I flushed the soil last night, a feed her a full gallon of gh nutes this morning . If she burns and fails, then so be it. I'm thinking of yanking my BB from the soil (still working her full set of leaves) and going to a solo cup hempy style. t And then transplant into a final home.
I'm done with Ideal 420 Soil.
Saw my other neurologist yesterday. It's a disappointing appointment when instead of the usual 30 minutes or takes, it turns into a 3 hour appointment. It is time to address tumor growth. I have a grade 2, so it does grow, but slowly.

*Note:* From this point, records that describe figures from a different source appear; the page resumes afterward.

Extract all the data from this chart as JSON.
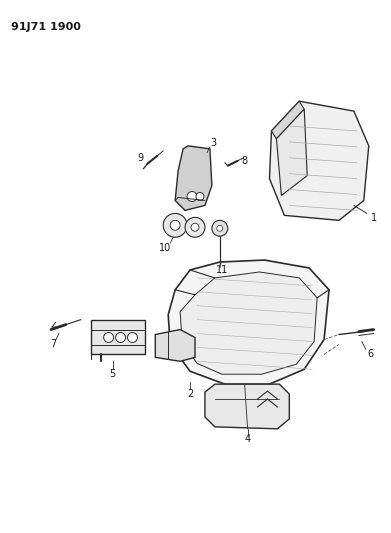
{
  "title": "91J71 1900",
  "background_color": "#ffffff",
  "line_color": "#2a2a2a",
  "text_color": "#1a1a1a",
  "figsize": [
    3.91,
    5.33
  ],
  "dpi": 100
}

My first surgery was 2007. Then I did chemo in 2010 because it was getting too big. Then in 2012 I had another surgery. Yesterday I learned I will be doing chemo again, the pill form, for 365 days straight. Yuck. But, my wife and I have done this before and got through it, so it is just another bump in the road.
Before you read more, know that I am the guy that makes people chring when I joke about things. Since I belong in the brain tumor-seizure-cancer-chemo club, I will joke about it and laugh. Having said all this, there are some positives about my situation....
My tag on my windshield gives me the best parking spots.
I will be back at the weight I was in high school (eat your heart out!)
I get to take a lot of naps.
So, there it is. I love my life, I honestly do. My wife and I often wonder what it would have been like without my diagnosis, but we always agree that we are exactly where we need to be right now and wouldn't trade a single moment.